Looking for Lorca / Steven Reese, Panorama Journal 
On the quest for the tomb of Federico García Lorca, a famed Spanish poet killed by nationalists during the Spanish Civil War, and whose remains have never been found. It deftly wove several threads together—on how we gain and lose identities as we travel; on our presence inside the shell a name creates for us (for naming ‘is like a kind of death’); on Spain’s national reckoning with its fascist history, and the legislation of memory. I had never heard of Lorca or his poetry, but now I’m keen to read more.

Contextualizing the “Marketplace of Ideas” in Libraries / Nailisa Tanner, Journal of Radical Librarianship 
I was super looking forward to this article but found that Pocket hadn’t saved it properly, so I had to wait for the next train station (ergo mobile reception) to redownload. I napped for an hour, then read this article, and I’m glad I napped first—it’s quite heavy reading, but absolutely worth it.
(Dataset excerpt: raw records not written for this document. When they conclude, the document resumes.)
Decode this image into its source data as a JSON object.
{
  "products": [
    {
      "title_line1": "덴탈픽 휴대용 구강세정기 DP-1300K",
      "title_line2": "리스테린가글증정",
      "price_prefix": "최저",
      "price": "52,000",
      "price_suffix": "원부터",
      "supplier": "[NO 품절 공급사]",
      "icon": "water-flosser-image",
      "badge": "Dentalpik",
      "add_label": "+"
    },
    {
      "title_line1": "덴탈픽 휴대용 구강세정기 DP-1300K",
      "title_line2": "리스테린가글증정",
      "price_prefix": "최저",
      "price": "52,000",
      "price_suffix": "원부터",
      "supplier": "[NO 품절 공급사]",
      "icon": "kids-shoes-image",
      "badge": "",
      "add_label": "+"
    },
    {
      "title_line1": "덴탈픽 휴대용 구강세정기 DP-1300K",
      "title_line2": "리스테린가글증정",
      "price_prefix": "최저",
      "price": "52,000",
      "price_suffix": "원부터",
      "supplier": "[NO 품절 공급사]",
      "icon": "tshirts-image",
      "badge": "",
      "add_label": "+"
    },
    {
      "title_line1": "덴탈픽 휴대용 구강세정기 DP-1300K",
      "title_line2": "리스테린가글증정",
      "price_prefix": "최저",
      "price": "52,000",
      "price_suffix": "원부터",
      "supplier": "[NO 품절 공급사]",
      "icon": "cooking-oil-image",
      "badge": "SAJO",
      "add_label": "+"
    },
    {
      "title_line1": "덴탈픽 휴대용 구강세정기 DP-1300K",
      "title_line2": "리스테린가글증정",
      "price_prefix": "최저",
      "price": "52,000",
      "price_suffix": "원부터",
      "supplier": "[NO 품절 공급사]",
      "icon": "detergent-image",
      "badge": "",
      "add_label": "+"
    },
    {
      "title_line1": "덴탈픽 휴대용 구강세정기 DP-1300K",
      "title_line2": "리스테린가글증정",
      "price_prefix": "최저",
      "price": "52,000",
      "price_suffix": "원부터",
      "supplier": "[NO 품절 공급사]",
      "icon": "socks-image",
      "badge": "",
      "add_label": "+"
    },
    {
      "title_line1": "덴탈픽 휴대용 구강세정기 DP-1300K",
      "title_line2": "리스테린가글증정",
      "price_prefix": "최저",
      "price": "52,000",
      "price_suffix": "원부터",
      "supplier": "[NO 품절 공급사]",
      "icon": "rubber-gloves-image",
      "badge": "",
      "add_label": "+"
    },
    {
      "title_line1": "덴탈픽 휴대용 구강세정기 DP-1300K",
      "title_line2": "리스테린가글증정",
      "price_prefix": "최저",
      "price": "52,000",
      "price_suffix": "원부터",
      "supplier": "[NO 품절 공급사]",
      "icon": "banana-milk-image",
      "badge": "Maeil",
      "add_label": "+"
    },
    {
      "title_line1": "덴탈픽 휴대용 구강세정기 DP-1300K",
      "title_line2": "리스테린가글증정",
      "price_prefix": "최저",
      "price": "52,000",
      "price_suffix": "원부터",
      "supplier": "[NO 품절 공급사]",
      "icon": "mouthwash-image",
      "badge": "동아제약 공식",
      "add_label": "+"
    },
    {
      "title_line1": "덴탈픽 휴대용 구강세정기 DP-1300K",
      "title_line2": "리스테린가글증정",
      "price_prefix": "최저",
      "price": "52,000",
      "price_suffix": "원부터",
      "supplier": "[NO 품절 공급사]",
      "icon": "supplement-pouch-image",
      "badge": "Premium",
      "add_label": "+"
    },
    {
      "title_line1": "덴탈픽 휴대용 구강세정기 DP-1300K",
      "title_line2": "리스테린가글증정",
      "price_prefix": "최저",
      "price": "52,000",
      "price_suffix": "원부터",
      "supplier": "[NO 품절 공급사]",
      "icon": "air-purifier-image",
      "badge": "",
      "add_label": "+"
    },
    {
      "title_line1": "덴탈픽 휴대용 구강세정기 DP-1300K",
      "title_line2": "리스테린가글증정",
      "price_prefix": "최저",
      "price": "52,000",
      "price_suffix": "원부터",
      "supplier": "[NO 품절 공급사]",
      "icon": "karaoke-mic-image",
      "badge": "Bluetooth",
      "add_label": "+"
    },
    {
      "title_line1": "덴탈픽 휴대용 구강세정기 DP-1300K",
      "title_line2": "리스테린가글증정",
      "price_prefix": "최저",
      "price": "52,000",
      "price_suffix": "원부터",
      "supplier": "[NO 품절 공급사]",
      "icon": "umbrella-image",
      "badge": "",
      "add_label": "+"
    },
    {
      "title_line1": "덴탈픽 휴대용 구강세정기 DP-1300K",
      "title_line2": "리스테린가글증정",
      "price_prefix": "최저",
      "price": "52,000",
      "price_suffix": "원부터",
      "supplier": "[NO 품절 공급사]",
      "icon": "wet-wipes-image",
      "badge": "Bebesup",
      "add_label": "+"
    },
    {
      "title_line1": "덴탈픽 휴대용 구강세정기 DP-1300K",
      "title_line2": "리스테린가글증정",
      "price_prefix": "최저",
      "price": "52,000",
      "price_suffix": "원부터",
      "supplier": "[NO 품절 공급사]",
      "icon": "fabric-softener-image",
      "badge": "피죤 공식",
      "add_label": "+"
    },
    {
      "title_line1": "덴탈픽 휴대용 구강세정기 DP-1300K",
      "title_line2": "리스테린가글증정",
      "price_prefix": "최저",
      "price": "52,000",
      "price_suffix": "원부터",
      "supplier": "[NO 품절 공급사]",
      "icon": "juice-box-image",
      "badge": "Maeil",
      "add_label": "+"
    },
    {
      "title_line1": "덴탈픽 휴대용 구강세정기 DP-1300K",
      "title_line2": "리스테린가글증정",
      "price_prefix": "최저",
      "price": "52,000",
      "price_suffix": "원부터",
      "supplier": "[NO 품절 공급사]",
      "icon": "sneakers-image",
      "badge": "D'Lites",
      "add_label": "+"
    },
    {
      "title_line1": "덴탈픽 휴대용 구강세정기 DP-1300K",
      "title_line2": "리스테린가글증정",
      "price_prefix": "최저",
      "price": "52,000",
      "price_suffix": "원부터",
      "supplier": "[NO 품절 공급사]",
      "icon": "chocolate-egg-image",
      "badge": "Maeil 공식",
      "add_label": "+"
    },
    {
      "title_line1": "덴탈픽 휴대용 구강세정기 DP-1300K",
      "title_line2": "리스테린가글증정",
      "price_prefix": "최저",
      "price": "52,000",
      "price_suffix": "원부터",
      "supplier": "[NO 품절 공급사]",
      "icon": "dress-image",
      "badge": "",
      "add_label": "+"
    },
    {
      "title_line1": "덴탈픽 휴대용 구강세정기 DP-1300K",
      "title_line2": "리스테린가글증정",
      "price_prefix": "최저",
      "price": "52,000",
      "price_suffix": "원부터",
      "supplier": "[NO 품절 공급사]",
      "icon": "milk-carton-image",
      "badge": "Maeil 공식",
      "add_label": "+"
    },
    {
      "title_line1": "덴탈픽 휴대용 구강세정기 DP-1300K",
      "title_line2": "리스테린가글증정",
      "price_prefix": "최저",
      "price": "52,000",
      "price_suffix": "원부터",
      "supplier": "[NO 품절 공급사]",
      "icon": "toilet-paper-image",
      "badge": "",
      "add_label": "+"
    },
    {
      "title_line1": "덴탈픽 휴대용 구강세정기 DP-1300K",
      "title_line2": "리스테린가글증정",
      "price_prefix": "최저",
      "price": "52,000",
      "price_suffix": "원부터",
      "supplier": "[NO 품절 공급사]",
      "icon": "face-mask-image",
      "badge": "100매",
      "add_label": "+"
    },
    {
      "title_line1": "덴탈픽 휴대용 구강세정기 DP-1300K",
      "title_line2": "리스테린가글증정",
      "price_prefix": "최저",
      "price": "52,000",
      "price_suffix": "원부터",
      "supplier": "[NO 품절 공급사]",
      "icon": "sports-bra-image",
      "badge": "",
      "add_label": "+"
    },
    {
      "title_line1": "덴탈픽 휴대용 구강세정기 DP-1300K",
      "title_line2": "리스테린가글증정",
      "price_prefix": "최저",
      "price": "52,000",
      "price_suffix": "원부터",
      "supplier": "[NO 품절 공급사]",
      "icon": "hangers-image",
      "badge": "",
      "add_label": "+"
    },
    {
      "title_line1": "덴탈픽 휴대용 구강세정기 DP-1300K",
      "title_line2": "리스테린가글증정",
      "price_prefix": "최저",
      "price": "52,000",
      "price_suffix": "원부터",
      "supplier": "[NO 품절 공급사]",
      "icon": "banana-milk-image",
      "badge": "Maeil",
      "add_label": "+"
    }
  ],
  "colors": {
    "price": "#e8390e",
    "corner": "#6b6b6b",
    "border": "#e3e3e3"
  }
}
Defenders of intellectual freedom in libraries often use the phrase ‘marketplace of ideas’, which ‘evokes the image of a process in which rational consumers choose from among the ideas presented to them in an environment of unrestricted competition. In this line of argument, it follows that truth and reason will emerge automatically’. Now, we have all met library users. We all read the news. We all know that this does not happen. So why do we continue to structure our libraries as if this will happen?

The week of this trip ALIA launched their newest FAIR campaign, ‘Truth Information Knowledge (TIK)’, positing librarianship as a trusted profession. Sigh. I’ve written on this misplaced trust before, as have plenty of others. How committed are we to enforcing the Enlightenment?

Various forms of liberalism posit that Truth will out, but a market-based mechanism brings about precisely the opposite outcome, that the prevailing View is that which best exploits the market conditions. Libraries are in a position to set those market conditions—and so influence the outcome. Is it (or is it not) in accordance with our professional ethics to set the scene for a flourishing of ideas that grow our society, not seek to tear it apart?